Morgan Geyser is no longer trying to get released from her commitment to a mental hospital in the Slender Man case

Jim Riccioli
Milwaukee Journal Sentinel
Morgan Geyser looks across the courtroom at her sentencing hearing in 2018 in Waukesha County Circuit Court. Geyser has withdrawn her petition for conditional release from her 40-year commitment term. That decision was approved Tuesday by Judge Michael Bohren.

WAUKESHA - Morgan Geyser, one of two women who pleaded not guilty by reason of mental defect in what became known as the Slender Man stabbing attack on a friend, has withdrawn her petition for conditional release from a mental hospital.

The decision was contained in a letter from Geyser's attorney to Waukesha County Circuit Court, where it was reviewed and approved by Judge Michael Bohren on Tuesday.

Geyser, now 20, had filed the petition in June in the hope of serving the remainder of her 40-year commitment term and treatment in a community setting, an action that would have required the support of three medical professionals approved by the court.

While details of the reports remain confidential, the one submitted by Dr. Deborah Collins, president of Behavioral Consultants Inc. and director of the Wisconsin Forensic Unit, to the court on Aug. 4 was apparently enough to prompt Geyser, through her attorney, to back away from her request.

Geyser had hoped to follow a similar path that successfully resulted in the conditional release of Anissa Weier, her co-defendant, in 2021.

Together, when they were 12, they plotted the stabbing death of their sixth grade friend and classmate Payton Leutner in May 2014, infamously to appease or impress Slender Man, a fictional internet character.
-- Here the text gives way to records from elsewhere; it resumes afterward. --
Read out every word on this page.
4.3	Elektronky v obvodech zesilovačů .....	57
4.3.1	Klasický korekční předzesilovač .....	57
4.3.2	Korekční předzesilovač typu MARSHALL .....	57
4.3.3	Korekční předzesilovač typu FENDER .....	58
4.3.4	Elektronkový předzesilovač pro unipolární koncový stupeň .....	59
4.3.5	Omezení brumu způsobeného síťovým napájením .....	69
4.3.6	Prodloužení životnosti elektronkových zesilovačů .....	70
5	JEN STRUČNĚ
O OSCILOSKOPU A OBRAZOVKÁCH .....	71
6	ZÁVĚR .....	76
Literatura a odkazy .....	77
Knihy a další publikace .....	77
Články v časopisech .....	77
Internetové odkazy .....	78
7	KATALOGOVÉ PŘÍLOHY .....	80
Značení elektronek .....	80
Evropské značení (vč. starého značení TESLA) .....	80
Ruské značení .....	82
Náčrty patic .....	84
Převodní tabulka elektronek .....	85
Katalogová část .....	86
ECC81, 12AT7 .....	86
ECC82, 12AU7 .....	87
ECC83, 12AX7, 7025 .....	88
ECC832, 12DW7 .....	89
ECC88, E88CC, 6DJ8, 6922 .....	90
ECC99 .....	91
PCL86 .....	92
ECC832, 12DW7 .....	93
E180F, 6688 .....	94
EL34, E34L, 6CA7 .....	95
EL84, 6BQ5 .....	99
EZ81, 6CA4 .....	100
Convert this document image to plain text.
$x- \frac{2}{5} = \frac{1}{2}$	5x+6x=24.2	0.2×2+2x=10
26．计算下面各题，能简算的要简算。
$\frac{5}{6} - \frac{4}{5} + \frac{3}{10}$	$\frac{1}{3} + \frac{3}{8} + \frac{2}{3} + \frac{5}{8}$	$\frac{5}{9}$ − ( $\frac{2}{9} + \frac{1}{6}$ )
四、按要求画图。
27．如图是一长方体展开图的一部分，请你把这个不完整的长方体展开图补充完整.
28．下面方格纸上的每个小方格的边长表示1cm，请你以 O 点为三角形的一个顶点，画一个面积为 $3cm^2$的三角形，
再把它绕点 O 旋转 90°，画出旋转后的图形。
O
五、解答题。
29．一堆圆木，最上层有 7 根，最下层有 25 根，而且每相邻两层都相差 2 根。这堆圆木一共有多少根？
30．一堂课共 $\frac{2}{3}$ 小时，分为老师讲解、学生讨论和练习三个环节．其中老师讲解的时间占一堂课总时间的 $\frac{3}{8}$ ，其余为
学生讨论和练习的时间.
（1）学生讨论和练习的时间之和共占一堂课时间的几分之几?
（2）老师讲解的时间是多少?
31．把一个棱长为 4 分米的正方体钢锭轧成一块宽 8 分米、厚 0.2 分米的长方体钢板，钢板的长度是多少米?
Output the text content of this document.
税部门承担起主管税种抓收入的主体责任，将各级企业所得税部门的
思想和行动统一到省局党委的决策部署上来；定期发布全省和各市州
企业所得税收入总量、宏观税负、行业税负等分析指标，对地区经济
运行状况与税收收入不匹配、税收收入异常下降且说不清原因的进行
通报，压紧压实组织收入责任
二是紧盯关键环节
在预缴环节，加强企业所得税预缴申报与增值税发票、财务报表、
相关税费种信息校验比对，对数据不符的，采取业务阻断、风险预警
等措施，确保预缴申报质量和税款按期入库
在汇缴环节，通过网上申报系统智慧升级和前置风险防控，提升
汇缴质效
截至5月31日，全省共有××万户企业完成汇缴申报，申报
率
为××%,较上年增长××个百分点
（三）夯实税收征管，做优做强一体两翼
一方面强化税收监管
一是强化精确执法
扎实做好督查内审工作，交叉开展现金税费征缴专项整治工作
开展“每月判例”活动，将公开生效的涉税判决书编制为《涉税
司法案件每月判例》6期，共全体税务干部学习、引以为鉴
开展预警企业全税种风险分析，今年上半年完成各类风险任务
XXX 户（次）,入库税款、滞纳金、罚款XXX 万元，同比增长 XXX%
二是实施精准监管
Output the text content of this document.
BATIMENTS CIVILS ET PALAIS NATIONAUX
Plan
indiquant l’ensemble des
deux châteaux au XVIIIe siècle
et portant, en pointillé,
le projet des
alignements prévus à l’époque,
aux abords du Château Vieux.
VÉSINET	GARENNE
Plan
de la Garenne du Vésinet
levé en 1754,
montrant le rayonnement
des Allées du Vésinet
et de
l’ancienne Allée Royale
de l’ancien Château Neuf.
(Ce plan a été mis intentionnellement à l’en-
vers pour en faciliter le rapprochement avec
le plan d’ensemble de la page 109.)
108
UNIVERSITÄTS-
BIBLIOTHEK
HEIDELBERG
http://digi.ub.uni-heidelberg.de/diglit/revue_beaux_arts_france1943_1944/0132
Despite 19 stab wounds, Leutner survived after a bicyclist spotted her in the woods near a park on the city of Waukesha's southern edge.

Geyser has remained at the Winnebago Mental Health Institute since she was found not guilty by reason of mental disease or defect in 2018. 

More:Timeline: How the Waukesha Slender Man stabbing case played out over the years

During competency reviews early in the case, she was found to be an undiagnosed schizophrenic at the time of the attack. As she awaited trial on first-degree intentional homicide charges, she received psychiatric treatment and has continued that treatment under the commitment order issued by Bohren in 2018.

Her attorney, Anthony Cotton, was not immediately available to discuss Geyser's decision.